Dans l'affaire T 1872/08, la chambre a décidé que la division d'opposition, en n'admettant pas dans la procédure les essais comparatifs supplémentaires proposés par le titulaire du brevet, n'avait pas pris en compte qu'elle avait jugé indispensable la communication d'autres données comparatives pour lever ses objections relatives à l'activité inventive. La division d'opposition avait ce faisant privé le titulaire du brevet de la possibilité de défendre sa cause de manière efficace. Voir aussi T 2294/12 à propos du rejet par une division d'examen de tests comparatifs.

Bien qu'il soit de jurisprudence constante que les observations de tiers (et les preuves jointes) peuvent être prises en considération, en première instance comme dans la procédure de recours, la chambre n'a aucune obligation au-delà de cette prise en considération et les tiers n'ont aucun droit à être entendus (T 390/07). Un tiers ne jouit en principe d'aucun des droits procéduraux attachés à la qualité de partie à la procédure, tel que le droit d'être entendu (T 1756/11). A l'inverse, une partie à la procédure peut formuler à tout moment des observations sur tout nouveau fait et moyen de preuve invoqués dans des observations de tiers présentées après l'expiration du délai d'opposition, lorsqu'elle considère que ceux-ci pourraient être décisifs (T 1756/11 ; voir aussi le chapitre III.N. "Observations présentés par des tiers").

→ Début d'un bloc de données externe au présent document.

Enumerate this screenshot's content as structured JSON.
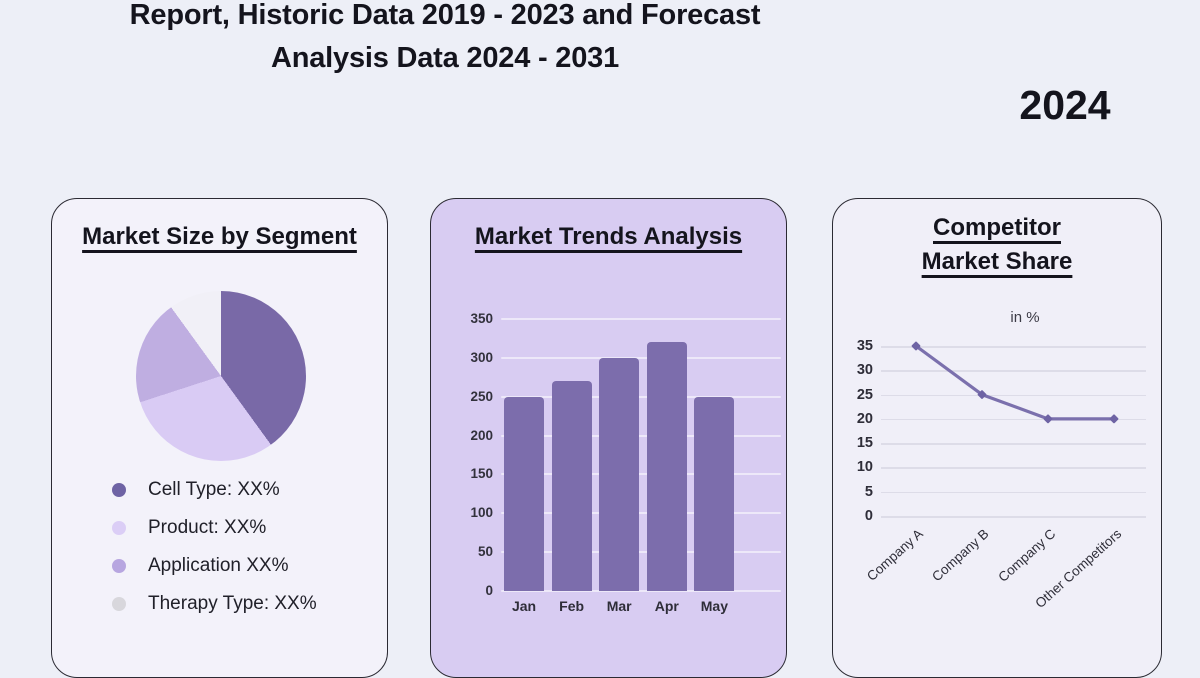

Sur le cas d'une décision prononcée à l'encontre d'une partie absente à une procédure orale à laquelle elle a été régulièrement citée, la Grande chambre de recours dans l'affaire G 4/92 a posé comme principe que des moyens de preuve nouveaux ne peuvent être pris en considération que s'ils ont été préalablement annoncés et ne font que confirmer les allégations de la partie qui les invoque tandis que les arguments nouveaux peuvent être, en principe, retenus dans la motivation de la décision (G 4/92, JO 1994, 149, sommaire 2). Voir sur cette question d'une partie absente à la procédure orale le chapitre III.C.5.

Dans l'affaire R 21/09, la partie alléguait une violation des droits de la défense et reprochait à la chambre de recours de n'avoir pas permis un nouveau débat sur l'ensemble des documents soumis aux juridictions anglaises. La Grande Chambre n'a finalement pas fait droit à la requête en révision.

Voir aussi le chapitre III.B.1. "Droit d'être entendu".